There were 141 balks committed in the 2015 season. They're not extremely rare, but they're also not something that happens every game. However, on May 3, 1950, balks were plentiful.
Vic Raschi was a four-time All-Star pitcher for the Yankees who received MVP votes in five seasons. He was part of the Pinstripe Alley Top 100 Yankees series and he was a good pitcher. In 1950, Raschi would have one of his All-Star seasons. On May 3, 1950, he made his third start of the season. The Yankees were off to a 6-4 start in a season that would end with a World Series win.
In the first inning of the May 3rd game against the White Sox, Raschi gave up a lead-off single to Herb Adams. After picking him off, Raschi allowed a single to Luke Appling. During the next at bat, Raschi balked, moving Appling into scoring position. That wouldn't come back to hurt him, however. Raschi got Cass Michael to fly out.
In the second inning, Raschi allowed a one-out walk to Hank Majeski. During the next at bat, he proceeded to balk. He then walked Gordon Goldsberry. During the next at bat, he proceeded to balk. Raschi had walked and balked two runners into scoring position. After issuing another walk to load the bases, Raschi struck out the next two batters and got out of it.
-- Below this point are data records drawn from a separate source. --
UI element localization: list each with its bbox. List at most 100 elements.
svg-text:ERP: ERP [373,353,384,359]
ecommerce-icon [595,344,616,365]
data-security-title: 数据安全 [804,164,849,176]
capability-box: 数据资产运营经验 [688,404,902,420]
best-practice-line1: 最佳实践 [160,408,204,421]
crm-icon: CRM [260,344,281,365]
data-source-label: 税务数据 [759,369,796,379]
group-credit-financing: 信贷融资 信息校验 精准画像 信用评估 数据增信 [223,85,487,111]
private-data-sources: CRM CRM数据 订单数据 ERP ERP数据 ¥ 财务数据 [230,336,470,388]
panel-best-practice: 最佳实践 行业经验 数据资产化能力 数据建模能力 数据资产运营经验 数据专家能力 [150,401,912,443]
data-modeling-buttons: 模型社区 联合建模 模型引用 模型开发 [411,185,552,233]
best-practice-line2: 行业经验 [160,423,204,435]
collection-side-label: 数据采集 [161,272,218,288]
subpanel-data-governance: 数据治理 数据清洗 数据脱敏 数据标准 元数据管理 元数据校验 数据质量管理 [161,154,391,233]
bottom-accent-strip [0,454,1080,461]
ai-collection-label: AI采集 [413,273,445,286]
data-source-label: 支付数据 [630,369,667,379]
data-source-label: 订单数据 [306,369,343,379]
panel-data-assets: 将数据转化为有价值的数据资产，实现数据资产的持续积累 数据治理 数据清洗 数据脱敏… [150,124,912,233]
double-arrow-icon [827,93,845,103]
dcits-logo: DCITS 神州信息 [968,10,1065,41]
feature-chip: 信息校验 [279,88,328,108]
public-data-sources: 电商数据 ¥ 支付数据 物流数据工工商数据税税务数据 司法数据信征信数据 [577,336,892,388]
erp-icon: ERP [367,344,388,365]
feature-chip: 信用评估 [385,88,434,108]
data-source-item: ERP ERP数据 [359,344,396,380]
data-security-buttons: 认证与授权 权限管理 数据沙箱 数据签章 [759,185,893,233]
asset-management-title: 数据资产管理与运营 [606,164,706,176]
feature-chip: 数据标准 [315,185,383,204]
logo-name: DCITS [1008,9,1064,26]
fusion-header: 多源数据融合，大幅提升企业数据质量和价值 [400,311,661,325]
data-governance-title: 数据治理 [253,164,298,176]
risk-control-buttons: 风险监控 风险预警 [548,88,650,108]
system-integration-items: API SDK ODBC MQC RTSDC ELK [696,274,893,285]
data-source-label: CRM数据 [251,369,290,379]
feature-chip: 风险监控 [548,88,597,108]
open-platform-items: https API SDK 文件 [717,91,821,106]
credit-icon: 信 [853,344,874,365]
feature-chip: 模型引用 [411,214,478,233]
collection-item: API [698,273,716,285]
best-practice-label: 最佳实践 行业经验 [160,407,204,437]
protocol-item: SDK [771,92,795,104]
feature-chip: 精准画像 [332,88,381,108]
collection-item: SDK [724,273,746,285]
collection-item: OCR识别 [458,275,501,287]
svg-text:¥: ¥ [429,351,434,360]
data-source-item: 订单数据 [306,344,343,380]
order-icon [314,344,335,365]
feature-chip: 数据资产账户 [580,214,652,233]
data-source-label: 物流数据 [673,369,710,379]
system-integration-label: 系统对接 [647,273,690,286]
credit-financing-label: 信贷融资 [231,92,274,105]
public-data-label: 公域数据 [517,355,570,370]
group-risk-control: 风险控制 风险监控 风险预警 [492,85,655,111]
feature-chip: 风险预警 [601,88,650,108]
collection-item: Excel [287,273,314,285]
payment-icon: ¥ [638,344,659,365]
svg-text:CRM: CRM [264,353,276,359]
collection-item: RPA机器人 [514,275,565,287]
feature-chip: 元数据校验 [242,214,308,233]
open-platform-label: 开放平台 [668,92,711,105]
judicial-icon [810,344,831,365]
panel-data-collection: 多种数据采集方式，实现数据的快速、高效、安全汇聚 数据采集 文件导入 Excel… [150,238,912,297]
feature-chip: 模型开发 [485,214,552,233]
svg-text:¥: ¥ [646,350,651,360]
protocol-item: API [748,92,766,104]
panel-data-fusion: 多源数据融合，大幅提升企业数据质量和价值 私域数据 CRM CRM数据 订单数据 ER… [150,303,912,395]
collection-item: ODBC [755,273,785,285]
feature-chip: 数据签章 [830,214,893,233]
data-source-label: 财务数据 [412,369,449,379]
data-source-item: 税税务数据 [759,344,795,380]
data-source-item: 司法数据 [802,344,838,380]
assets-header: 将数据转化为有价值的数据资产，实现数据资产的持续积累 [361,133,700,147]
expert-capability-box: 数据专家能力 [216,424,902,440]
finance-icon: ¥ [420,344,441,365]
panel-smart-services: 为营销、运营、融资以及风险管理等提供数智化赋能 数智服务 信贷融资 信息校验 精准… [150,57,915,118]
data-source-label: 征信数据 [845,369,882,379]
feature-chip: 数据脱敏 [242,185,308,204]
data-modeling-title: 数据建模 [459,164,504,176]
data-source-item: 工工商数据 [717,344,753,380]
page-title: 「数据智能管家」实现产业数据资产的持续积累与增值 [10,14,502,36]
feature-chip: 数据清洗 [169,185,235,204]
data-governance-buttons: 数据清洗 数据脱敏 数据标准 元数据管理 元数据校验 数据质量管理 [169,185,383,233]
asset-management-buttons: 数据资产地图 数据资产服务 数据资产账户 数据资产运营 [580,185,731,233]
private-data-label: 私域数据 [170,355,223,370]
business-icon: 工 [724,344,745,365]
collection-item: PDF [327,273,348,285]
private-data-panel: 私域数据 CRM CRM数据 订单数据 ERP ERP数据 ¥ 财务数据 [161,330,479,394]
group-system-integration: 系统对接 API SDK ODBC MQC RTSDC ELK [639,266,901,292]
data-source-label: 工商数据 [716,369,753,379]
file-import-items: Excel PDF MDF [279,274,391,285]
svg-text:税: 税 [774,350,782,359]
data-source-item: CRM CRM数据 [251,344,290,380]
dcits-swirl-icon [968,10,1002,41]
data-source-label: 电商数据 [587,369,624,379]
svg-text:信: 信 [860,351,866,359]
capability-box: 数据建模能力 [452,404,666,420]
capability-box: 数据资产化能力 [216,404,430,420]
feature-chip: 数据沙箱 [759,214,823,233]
Two innings later, Goldsberry and Phil Masi reached on a error and a single respectively, with Goldsberry moving to third on the single. During the next at bat, Raschi balked. That one would score a run and gave the White Sox a 1-0 lead. In the course of one game, Vic Raschi balked four times. This one game against the White Sox accounts for four of the eight times Raschi balked in his entire career.
None of the runners Raschi balked up a base was a massive stolen base threat. Phil Masi had the most career steals of any of them with 45. But by 1950, he was a 34-year-old catcher, so he probably wasn't trying to steal. I can only assume the umpires were really keyed in on watching what Raschi was doing, as he was reportedly bothered by a new rule requiring "a one-second stop before delivery with men on base." Either that, or he just had some really bad luck that day.
Despite the four balks, combined with ten hits and four walks allowed by Raschi, the Yankees actually won the game. Raschi somehow kept the White Sox to just three runs, despite all those baserunners. The Yankees scored four runs and won the game 4-3, thanks mostly to three RBI from Phil Rizzuto.
Raschi's four balks in one game is part of a seven-way tie for second place. In first is Bob Shaw, who balked five times in a game in 1963. Poor guy.
Vic Raschi was part of six World Series-winning teams. He had a very sucessful baseball career. But on May 3, 1950, he couldn't stop balking.